Closed gmarkall closed 12 years ago

gmarkall commented 12 years ago

This could be risky, but it is the case that since the transform_to_physical stuff doesn't change very much, it would be handy to be able to write it out as a string. If we are judicious in our use of this AST node then we shouldn't get too many problems with composing different bits of AST in the future.

Arbitrary strings can be inserted into the AST using the ArbitraryString node. An example of how to use it is provided in driver.py, which just inserts a comment to the generated code advertising MCFC.

gmarkall commented 12 years ago

(I'm not emotionally attached to this idea - I won't be offended if you'd like to reject it entirely :-) )
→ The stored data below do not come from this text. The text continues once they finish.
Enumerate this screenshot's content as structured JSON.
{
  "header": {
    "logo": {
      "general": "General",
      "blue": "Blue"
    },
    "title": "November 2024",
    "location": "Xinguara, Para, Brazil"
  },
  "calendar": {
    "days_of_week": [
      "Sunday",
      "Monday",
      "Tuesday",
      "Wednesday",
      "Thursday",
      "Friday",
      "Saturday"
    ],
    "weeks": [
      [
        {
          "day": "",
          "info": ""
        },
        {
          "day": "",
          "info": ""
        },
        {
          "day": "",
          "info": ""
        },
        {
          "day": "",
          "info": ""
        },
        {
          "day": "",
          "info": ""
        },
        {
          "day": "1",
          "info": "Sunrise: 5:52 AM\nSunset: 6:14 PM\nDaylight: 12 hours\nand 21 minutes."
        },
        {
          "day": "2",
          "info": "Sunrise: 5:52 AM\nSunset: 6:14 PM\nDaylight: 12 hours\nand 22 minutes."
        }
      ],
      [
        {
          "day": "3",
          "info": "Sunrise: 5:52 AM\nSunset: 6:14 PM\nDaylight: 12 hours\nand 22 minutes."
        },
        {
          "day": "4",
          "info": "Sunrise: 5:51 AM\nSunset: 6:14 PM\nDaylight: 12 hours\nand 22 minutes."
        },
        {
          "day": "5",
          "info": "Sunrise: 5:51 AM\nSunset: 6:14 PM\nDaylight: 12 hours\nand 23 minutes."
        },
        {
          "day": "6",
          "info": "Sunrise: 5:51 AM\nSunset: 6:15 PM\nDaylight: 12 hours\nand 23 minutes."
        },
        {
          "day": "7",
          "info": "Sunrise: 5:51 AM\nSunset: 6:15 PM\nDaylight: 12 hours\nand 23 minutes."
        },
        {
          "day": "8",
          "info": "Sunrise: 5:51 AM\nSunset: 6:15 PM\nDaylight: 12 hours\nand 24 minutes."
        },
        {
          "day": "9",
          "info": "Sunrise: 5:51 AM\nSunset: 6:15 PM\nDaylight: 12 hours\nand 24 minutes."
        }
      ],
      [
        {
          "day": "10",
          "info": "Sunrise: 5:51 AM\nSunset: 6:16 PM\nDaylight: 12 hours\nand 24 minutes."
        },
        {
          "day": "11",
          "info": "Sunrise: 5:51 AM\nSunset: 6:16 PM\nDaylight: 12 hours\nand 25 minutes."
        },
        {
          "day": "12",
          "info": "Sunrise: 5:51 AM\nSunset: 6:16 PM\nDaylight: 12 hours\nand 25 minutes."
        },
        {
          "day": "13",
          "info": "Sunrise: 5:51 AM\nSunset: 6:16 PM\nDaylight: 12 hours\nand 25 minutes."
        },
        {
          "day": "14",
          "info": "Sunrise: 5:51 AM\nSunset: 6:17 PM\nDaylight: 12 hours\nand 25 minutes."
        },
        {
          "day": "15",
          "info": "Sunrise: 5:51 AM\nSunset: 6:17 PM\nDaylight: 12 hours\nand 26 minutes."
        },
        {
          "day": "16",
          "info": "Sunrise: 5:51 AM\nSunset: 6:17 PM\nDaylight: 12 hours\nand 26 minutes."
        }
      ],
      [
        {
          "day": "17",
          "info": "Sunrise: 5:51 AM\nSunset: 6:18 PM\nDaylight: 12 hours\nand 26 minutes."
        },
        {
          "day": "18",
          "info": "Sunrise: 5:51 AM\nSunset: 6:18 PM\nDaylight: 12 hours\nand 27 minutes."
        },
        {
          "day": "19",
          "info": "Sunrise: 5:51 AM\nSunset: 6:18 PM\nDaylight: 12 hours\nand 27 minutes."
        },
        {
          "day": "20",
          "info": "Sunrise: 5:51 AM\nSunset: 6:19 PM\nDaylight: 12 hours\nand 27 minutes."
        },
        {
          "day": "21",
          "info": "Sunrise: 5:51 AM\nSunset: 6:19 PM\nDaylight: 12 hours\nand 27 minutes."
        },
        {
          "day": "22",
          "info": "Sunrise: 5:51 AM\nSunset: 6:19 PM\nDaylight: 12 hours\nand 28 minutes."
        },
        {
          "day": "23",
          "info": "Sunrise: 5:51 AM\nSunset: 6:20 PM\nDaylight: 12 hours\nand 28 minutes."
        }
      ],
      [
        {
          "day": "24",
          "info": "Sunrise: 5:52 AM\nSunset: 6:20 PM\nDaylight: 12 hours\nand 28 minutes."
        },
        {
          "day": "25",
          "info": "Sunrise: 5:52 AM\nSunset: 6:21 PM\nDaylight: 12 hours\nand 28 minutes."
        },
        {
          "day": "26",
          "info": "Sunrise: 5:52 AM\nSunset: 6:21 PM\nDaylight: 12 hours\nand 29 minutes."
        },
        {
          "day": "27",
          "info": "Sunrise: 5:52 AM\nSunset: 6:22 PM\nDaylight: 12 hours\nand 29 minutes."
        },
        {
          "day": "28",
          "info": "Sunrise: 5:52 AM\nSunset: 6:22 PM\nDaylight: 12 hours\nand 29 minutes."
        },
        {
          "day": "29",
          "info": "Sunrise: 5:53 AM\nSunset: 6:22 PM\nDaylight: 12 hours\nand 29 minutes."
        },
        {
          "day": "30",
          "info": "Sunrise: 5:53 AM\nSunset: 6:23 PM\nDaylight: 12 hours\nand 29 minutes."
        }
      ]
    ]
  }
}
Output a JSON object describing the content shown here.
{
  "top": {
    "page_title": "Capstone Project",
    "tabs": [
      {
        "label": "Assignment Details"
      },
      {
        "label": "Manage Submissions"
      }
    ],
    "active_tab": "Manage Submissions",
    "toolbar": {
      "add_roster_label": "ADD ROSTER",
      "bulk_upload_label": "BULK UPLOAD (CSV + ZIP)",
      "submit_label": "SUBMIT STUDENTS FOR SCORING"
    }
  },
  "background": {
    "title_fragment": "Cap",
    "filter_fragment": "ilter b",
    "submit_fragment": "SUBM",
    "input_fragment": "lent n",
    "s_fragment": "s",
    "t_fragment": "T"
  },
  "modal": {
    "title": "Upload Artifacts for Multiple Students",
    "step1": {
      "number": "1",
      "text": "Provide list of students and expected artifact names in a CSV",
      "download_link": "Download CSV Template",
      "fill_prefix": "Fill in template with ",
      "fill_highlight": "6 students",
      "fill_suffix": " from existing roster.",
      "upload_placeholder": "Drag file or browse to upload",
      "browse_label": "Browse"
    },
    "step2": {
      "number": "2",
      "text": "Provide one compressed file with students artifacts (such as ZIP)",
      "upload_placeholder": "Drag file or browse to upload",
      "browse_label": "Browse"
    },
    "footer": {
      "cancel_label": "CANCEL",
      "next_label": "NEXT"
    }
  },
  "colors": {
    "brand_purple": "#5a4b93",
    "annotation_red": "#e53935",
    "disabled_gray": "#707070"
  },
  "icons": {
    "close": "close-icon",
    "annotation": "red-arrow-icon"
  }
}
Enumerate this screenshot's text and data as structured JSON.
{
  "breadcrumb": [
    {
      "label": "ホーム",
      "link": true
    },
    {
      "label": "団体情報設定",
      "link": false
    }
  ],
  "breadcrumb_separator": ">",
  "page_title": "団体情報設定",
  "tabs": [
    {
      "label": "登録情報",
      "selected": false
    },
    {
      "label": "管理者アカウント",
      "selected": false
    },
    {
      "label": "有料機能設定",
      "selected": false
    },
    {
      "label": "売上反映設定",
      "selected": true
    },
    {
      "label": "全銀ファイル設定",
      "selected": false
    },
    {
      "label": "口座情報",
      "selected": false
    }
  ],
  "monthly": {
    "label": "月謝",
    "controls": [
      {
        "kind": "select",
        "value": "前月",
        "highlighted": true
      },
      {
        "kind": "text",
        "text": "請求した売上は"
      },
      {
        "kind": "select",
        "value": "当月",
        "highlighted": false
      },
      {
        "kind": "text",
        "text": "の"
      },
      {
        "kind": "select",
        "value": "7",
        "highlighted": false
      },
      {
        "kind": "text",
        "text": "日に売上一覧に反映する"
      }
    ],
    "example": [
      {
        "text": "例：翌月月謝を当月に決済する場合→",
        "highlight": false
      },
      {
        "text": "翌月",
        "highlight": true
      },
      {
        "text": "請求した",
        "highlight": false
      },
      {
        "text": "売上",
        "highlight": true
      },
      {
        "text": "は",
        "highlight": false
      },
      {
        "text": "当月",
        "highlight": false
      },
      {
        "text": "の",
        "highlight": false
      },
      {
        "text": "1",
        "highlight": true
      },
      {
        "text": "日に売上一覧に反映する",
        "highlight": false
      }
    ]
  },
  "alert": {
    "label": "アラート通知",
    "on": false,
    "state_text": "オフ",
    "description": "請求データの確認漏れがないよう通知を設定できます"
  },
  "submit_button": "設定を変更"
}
kynan commented 12 years ago

Would it make sense to have a dedicated comment node? It could take a list of strings which would be unparsed to a comment line per element. Or just take a string and wrap it round at say 78 columns.

Nevertheless I'm not opposed to the idea of a node for arbitrary strings.

gmarkall commented 12 years ago

The point of this isn't really for comments - it's for the blocks of code we might see in transform_to_physical, like:

          invJ_local[0] =  J_local_T[3];
          invJ_local[1] = -J_local_T[2];
          invJ_local[2] = -J_local_T[1];
          invJ_local[3] =  J_local_T[0];

These bit's don't change very much, so we could get away with inserting them as a string into the AST. This is in contrast to trying to write code that generates the AST for these expressions, or (more complicatedly) trying to write a parser for C that reads this in as an AST.

The comment-generation that I added just seemed like the simplest way to provide an example of the use of the ArbitraryString class.

kynan commented 12 years ago

Agreed. I do see the use case for that sort of code block.